Am I wrong

Am I wrong?

Dear Positive Way,

I have a friend A who I have communicated my hurt feelings with her about another friend B, however they are related. I feel for the past year that this friend A was very helpful in guiding me, however the past few months I started noticing that this person was not comfortable in person (as we communicated mostly on email so I didn’t gage anything before.  It is when I noticed this friend A and the other friend B were talking I realize “how blind I was about this situation”.  I truly trust this friend A, and I feel I have not said anything wrong about the other friend B, just that “how much I feel a loss of this friend”.  I feel friend A is not acknowledging anything I say about friend B and when I ask I don’t really get a response, however I do know this friend A has now built a relationship with friend B.  Any thoughts?  I have to say a part of me feels betrayed, angry….as I just want acknowledgement, am I wrong?  Signed, values, age 39.

Dear Values, you ask “Am I wrong?”  There are two answers to this question “no” and “yes.”  You already have some insights into the situation and a little more thought and some actions on your part can help make this situation right for you and A and B so you don’t have to continue with problems.  Please consider the following.

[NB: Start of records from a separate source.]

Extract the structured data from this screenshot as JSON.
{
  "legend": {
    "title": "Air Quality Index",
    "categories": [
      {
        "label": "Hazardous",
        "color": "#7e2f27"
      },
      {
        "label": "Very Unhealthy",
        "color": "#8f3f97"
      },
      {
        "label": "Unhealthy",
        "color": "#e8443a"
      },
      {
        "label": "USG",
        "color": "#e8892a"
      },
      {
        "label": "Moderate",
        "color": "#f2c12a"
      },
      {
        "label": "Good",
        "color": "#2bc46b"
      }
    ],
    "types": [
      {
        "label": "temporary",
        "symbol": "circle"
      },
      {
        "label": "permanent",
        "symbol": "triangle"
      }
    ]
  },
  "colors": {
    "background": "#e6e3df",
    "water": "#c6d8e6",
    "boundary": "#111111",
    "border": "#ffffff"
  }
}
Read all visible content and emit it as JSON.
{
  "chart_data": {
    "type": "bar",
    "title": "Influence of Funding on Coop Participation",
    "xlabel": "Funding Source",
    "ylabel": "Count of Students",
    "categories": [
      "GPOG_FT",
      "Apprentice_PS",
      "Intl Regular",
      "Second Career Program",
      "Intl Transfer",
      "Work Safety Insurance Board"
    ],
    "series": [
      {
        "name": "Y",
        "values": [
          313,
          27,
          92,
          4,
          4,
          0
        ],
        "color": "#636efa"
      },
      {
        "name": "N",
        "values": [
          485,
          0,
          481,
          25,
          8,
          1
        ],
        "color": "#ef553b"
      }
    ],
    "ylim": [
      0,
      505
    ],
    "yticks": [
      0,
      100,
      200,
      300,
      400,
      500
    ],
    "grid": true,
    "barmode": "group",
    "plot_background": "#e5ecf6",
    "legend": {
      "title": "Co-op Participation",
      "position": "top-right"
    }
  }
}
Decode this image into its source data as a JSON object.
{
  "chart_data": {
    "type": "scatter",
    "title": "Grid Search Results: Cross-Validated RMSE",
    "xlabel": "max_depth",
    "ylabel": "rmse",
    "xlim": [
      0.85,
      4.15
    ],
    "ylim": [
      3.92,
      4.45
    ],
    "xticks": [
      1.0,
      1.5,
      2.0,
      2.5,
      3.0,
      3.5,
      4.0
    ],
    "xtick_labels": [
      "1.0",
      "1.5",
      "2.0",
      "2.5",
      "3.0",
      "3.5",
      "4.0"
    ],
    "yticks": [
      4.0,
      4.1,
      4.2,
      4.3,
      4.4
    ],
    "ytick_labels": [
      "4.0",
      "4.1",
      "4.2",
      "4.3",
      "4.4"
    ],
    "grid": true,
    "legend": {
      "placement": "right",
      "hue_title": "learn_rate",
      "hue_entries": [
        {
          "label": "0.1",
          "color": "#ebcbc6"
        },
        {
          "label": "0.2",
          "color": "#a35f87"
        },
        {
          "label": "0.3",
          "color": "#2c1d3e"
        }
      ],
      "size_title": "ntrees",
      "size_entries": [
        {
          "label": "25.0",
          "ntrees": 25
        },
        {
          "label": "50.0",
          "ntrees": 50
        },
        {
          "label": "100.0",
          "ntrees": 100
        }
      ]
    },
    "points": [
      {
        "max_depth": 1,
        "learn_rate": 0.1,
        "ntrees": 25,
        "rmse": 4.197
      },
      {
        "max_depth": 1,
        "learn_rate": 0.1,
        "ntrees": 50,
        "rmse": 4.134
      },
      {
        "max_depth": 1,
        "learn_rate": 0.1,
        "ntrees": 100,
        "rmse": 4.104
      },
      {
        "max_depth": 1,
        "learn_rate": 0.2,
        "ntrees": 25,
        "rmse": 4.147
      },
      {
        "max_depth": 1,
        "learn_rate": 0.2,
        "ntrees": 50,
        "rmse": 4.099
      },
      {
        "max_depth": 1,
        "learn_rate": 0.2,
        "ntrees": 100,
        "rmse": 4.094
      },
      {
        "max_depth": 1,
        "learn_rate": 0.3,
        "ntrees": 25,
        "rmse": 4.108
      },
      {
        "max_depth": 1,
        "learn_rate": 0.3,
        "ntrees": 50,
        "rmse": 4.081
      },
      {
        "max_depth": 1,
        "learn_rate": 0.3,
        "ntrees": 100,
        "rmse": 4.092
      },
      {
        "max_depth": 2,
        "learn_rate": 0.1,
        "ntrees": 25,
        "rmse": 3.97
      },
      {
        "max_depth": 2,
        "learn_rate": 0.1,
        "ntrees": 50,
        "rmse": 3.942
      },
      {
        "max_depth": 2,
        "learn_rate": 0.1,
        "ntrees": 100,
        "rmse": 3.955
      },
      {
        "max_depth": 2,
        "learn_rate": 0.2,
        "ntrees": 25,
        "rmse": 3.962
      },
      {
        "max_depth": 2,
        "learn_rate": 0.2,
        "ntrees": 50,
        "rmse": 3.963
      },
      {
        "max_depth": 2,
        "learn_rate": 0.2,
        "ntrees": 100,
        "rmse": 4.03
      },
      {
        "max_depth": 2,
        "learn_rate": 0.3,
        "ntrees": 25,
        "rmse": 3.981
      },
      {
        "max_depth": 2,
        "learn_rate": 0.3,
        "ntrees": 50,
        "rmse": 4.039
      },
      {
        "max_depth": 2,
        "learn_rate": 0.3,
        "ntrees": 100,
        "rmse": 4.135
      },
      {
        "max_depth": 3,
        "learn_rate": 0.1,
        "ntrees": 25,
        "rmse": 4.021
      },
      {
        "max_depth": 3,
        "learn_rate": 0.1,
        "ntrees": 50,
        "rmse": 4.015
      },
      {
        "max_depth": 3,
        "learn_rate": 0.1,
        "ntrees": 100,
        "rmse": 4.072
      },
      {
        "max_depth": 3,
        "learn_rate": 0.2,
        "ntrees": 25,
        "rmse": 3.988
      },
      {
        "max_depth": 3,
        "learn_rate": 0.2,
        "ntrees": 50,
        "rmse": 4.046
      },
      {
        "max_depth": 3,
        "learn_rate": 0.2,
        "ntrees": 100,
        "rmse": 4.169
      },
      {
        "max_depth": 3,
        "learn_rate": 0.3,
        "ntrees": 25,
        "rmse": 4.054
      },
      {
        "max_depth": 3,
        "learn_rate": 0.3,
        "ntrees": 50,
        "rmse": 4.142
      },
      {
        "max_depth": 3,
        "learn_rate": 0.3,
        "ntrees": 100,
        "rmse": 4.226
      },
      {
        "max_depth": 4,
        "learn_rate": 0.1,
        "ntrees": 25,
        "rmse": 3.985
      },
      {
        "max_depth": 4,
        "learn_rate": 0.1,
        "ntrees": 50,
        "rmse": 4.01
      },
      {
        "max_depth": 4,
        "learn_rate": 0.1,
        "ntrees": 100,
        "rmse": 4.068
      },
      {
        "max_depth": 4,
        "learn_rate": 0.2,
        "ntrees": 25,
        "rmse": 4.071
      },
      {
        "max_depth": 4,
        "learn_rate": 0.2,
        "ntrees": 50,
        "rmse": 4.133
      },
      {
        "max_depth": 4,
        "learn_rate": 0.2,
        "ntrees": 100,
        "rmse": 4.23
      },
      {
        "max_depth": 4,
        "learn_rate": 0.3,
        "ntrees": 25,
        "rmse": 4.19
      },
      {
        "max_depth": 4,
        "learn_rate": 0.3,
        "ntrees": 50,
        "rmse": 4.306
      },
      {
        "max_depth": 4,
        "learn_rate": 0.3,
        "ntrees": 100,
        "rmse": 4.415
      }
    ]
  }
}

  1. “No,” you are not wrong to feel betrayed and angry while wanting an acknowledgement.  You have a right to your feelings and your opinions whether or not others share them.  You should not expect others to think and feel the same way you do.  You do have choices about how you deal with these feelings.  I suggest you start with forgiveness.
  1. “Yes,” you might be wrong in some aspects of this relationship.  When you confide your thoughts about another person with someone you place a burden on their shoulders.  You give them the responsibility to think the same way you do or to risk your relationship.  When you ask someone who is related to another or knows another person to share your confidence, you increase the burden.  It is no wonder that “A” might be uncomfortable about what you have said about their relative “B.”  How can “A” acknowledge your thoughts about “B” without betraying “B?”  They cannot.  This puts your friend “A” in a difficult situation.
  1. The good news is that you can fix this with yourself and your friends.  In addition to the article on forgiveness, I suggest you read the response we gave to another question that is similar to yours.  How can I rebuild this friendship?  You have the opportunity to thank your friend “A” for their support and guidance and to acknowledge that you might have put them in a difficult situation by confiding in them.  Let them know that you understand and that you value their friendship too much to let your issues get in the way.  Our article on Expressing and Owning your Feelings may be helpful to you as you compose your words to them.  As you have discovered, the bulk of communication is non-verbal (body language) so, if you can, you should talk to your friend in person so they can really see your sincerity.  If that is not possible write the letter suggested in “How can I rebuild this relationship?”

You have the opportunity to demonstrate how much you value your friendship and to build on your own values and principles about your relationships with others.  We wish you good success on your journey.


Please understand you have free will.  This advice is given only in the realm of personal growth and self-help. This is not to be considered a substitute for therapy or professional counseling.  We wish you well.